LYMPHOPROLIFERATIVE DISEASE OF LAK CELL PRECURSOR LARGE GRANULAR LYMPHOCYTES IN ASSOCIATION WITH CELIAC-DISEASE

We have investigated a case of lymphoproliferative disease of large granular lymphocytes (LDGL) occurring in association with celiac disease, anemia, neutropenia, and carcinomas of the endometrium, breast, and skin. The large granular lymphocyte (LGL) proliferation was monoclonal, T cell in origin, with T cell receptor beta-chain gene rearrangement, and a CD3+, CD8+, CD16+/- phenotype. In spite of the high frequency of LGL, natural killer (NK) cell activity was absent. Stimulation with interleukin-2 in vitro, however, resulted in high lymphokine-activated killer (LAK) cell activity against NK-resistant targets.

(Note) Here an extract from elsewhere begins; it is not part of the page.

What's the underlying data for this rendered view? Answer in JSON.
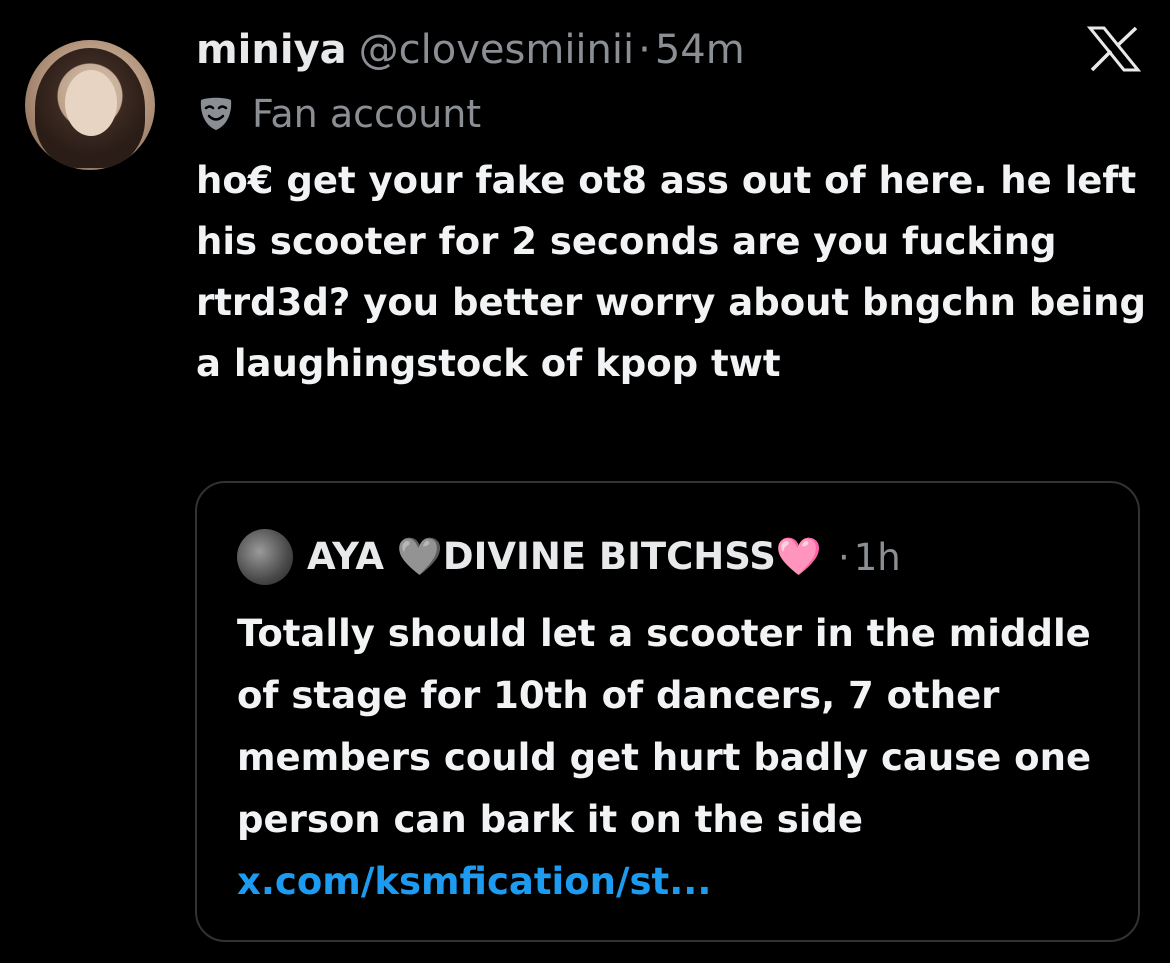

The T-cell nature of the LAK precursor cells is in contrast to the majority seen in normal peripheral blood. Therapeutic trials of cyclosporin A, low-dose cyclophosphamide, and levamisole were unsuccessful in reducing transfusion requirements. This case is unique in the association of LDGL with celiac disease. It is also unique in that the patient had been followed for several years prior to the onset of the LDGL. The case extends the list of lymphoproliferative disorders documented to be associated with celiac disease and, conversely, adds to our knowledge of lymphoproliferative disorder of LGL and its ''dysimmune'' manifestations.